Loyalist killer Michael Stone has failed in his attempt to overturn convictions for trying to assassinate Gerry Adams and Martin McGuinness.
The Court of Appeal upheld a verdict that his actions at Stormont in November 2006 were capable of constituting an attempt to murder them.
Stone claimed to have been engaged in an act of performance art when he went to Stormont on the day Ian Paisley and Mr McGuinness were due to be nominated as the North’s First and Deputy First Ministers.
He was armed with knives, an axe, garrotte and a flight bag containing explosive fireworks, flammable liquids, a butane gas canister and fuses.
Stone, who suffers from a motor neuron disease, was easily overpowered after trying to ignite the bag and throw it into the main foyer.
He was shouting remarks about Sinn Fein and Mr Paisley and “no power sharing with IRA”.
Stone was jailed for 16 years for the attempted murders and other offences including possessing explosives.
Following his arrest Stone, who was wearing a flak jacket, told police he had planned to enter the debating chamber at Stormont, use a smoke bomb as a diversion, and then slit the throats of Mr Adams and Mr McGuinness.

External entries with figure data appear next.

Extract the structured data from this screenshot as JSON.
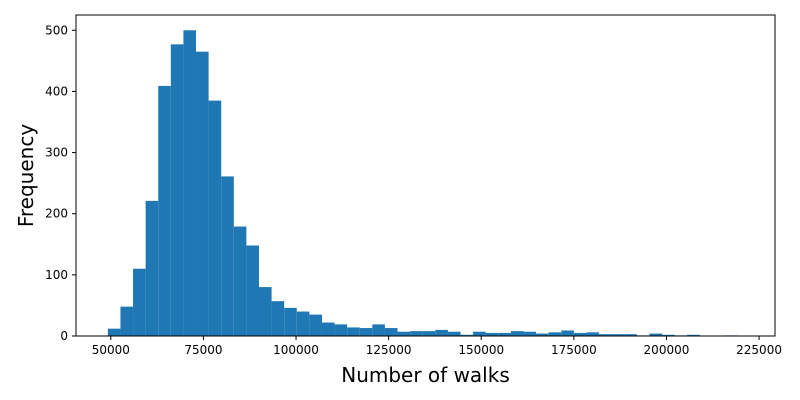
{
  "chart_data": {
    "type": "bar",
    "title": "",
    "xlabel": "Number of walks",
    "ylabel": "Frequency",
    "xlim": [
      40600,
      229300
    ],
    "ylim": [
      0,
      525
    ],
    "grid": false,
    "bar_color": "#1f77b4",
    "bin_width": 3400,
    "bin_start": 49200,
    "values": [
      12,
      48,
      110,
      221,
      409,
      477,
      500,
      465,
      385,
      261,
      179,
      148,
      80,
      57,
      46,
      40,
      35,
      22,
      19,
      14,
      13,
      19,
      13,
      7,
      8,
      8,
      10,
      7,
      2,
      7,
      5,
      5,
      8,
      7,
      4,
      6,
      9,
      5,
      6,
      3,
      3,
      3,
      1,
      4,
      2,
      1,
      2,
      0,
      0,
      1,
      0
    ],
    "x_ticks": [
      {
        "value": 50000,
        "label": "50000"
      },
      {
        "value": 75000,
        "label": "75000"
      },
      {
        "value": 100000,
        "label": "100000"
      },
      {
        "value": 125000,
        "label": "125000"
      },
      {
        "value": 150000,
        "label": "150000"
      },
      {
        "value": 175000,
        "label": "175000"
      },
      {
        "value": 200000,
        "label": "200000"
      },
      {
        "value": 225000,
        "label": "225000"
      }
    ],
    "y_ticks": [
      {
        "value": 0,
        "label": "0"
      },
      {
        "value": 100,
        "label": "100"
      },
      {
        "value": 200,
        "label": "200"
      },
      {
        "value": 300,
        "label": "300"
      },
      {
        "value": 400,
        "label": "400"
      },
      {
        "value": 500,
        "label": "500"
      }
    ]
  }
}
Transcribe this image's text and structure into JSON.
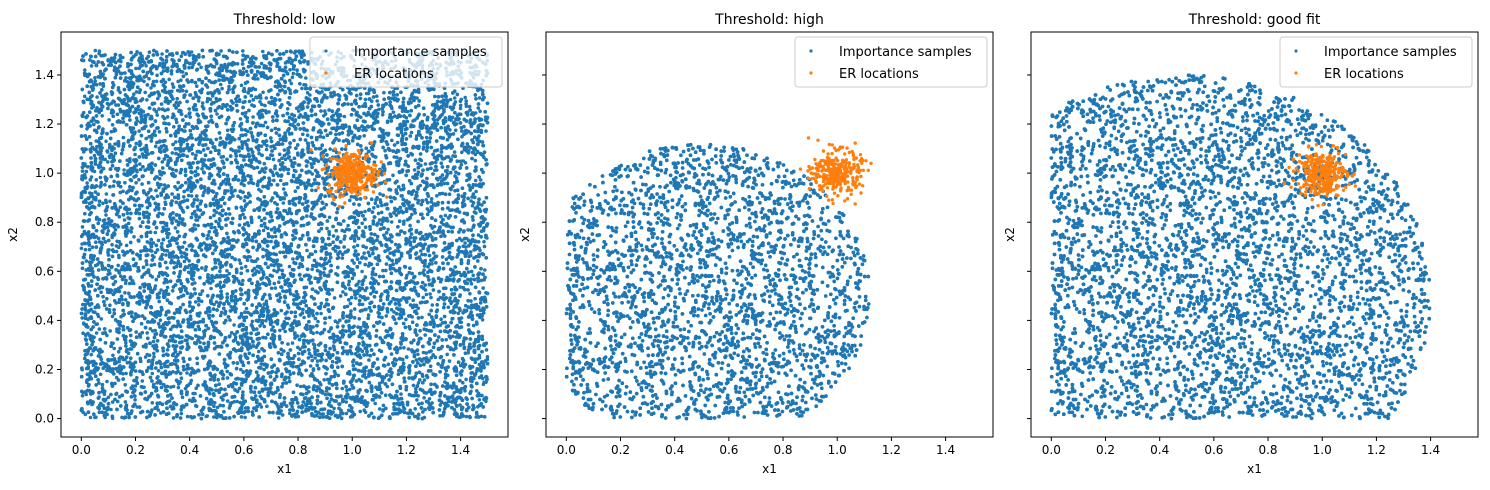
{
  "chart_data": [
    {
      "type": "scatter",
      "title": "Threshold: low",
      "xlabel": "x1",
      "ylabel": "x2",
      "xlim": [
        -0.075,
        1.575
      ],
      "ylim": [
        -0.075,
        1.575
      ],
      "xticks": [
        "0.0",
        "0.2",
        "0.4",
        "0.6",
        "0.8",
        "1.0",
        "1.2",
        "1.4"
      ],
      "yticks": [
        "0.0",
        "0.2",
        "0.4",
        "0.6",
        "0.8",
        "1.0",
        "1.2",
        "1.4"
      ],
      "show_ytick_labels": true,
      "legend_position": "top-right",
      "series": [
        {
          "name": "Importance samples",
          "color": "#1f77b4",
          "distribution": {
            "shape": "uniform-box",
            "x_range": [
              0,
              1.5
            ],
            "y_range": [
              0,
              1.5
            ]
          }
        },
        {
          "name": "ER locations",
          "color": "#ff7f0e",
          "distribution": {
            "shape": "gaussian-cluster",
            "center": [
              1.0,
              1.0
            ],
            "sd": 0.045
          }
        }
      ]
    },
    {
      "type": "scatter",
      "title": "Threshold: high",
      "xlabel": "x1",
      "ylabel": "x2",
      "xlim": [
        -0.075,
        1.575
      ],
      "ylim": [
        -0.075,
        1.575
      ],
      "xticks": [
        "0.0",
        "0.2",
        "0.4",
        "0.6",
        "0.8",
        "1.0",
        "1.2",
        "1.4"
      ],
      "yticks": [
        "0.0",
        "0.2",
        "0.4",
        "0.6",
        "0.8",
        "1.0",
        "1.2",
        "1.4"
      ],
      "show_ytick_labels": false,
      "legend_position": "top-right",
      "series": [
        {
          "name": "Importance samples",
          "color": "#1f77b4",
          "distribution": {
            "shape": "disk-clipped-to-box",
            "center": [
              0.5,
              0.5
            ],
            "radius": 0.62,
            "x_range": [
              0,
              1.5
            ],
            "y_range": [
              0,
              1.5
            ]
          }
        },
        {
          "name": "ER locations",
          "color": "#ff7f0e",
          "distribution": {
            "shape": "gaussian-cluster",
            "center": [
              1.0,
              1.0
            ],
            "sd": 0.045
          }
        }
      ]
    },
    {
      "type": "scatter",
      "title": "Threshold: good fit",
      "xlabel": "x1",
      "ylabel": "x2",
      "xlim": [
        -0.075,
        1.575
      ],
      "ylim": [
        -0.075,
        1.575
      ],
      "xticks": [
        "0.0",
        "0.2",
        "0.4",
        "0.6",
        "0.8",
        "1.0",
        "1.2",
        "1.4"
      ],
      "yticks": [
        "0.0",
        "0.2",
        "0.4",
        "0.6",
        "0.8",
        "1.0",
        "1.2",
        "1.4"
      ],
      "show_ytick_labels": false,
      "legend_position": "top-right",
      "series": [
        {
          "name": "Importance samples",
          "color": "#1f77b4",
          "distribution": {
            "shape": "disk-clipped-to-box",
            "center": [
              0.5,
              0.5
            ],
            "radius": 0.9,
            "x_range": [
              0,
              1.5
            ],
            "y_range": [
              0,
              1.5
            ]
          }
        },
        {
          "name": "ER locations",
          "color": "#ff7f0e",
          "distribution": {
            "shape": "gaussian-cluster",
            "center": [
              1.0,
              1.0
            ],
            "sd": 0.045
          }
        }
      ]
    }
  ]
}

Eight devices were discovered, with explosives experts declaring some of them capable of injuring anyone standing within five to ten metres. Another could have created a fireball capable of causing severe burns.
Stone had written two letters to journalists stating that by the time they received them he would either be in jail for the rest of his life or, more probably, dead, because he was set on his mission to assassinate Mr Adams and Mr McGuinness.
Judge Declan Morgan said Stone had used explosives to create a diversion which would enable him to enter the Assembly chamber and seek out his targets.
Morgan said: “We are satisfied that the lighting of a fuse can be said to be part of the execution or implementation of the plan to kill Mr Adams and Mr McGuinness and thereby more than merely preparatory to the implementation of that plan.”
Stone’s assault on Stormont came six years after he was released early from a life sentence under the terms of the Good Friday Agreement.
He had been jailed for a 1988 gun and grenade attack on an IRA funeral at Milltown Cemetery, west Belfast in which three men were killed.
Stone sat impassively throughout today’s judgment after being escorted into court.
Before being returned to custody he shouted: “The truth will out, gentlemen, believe me.”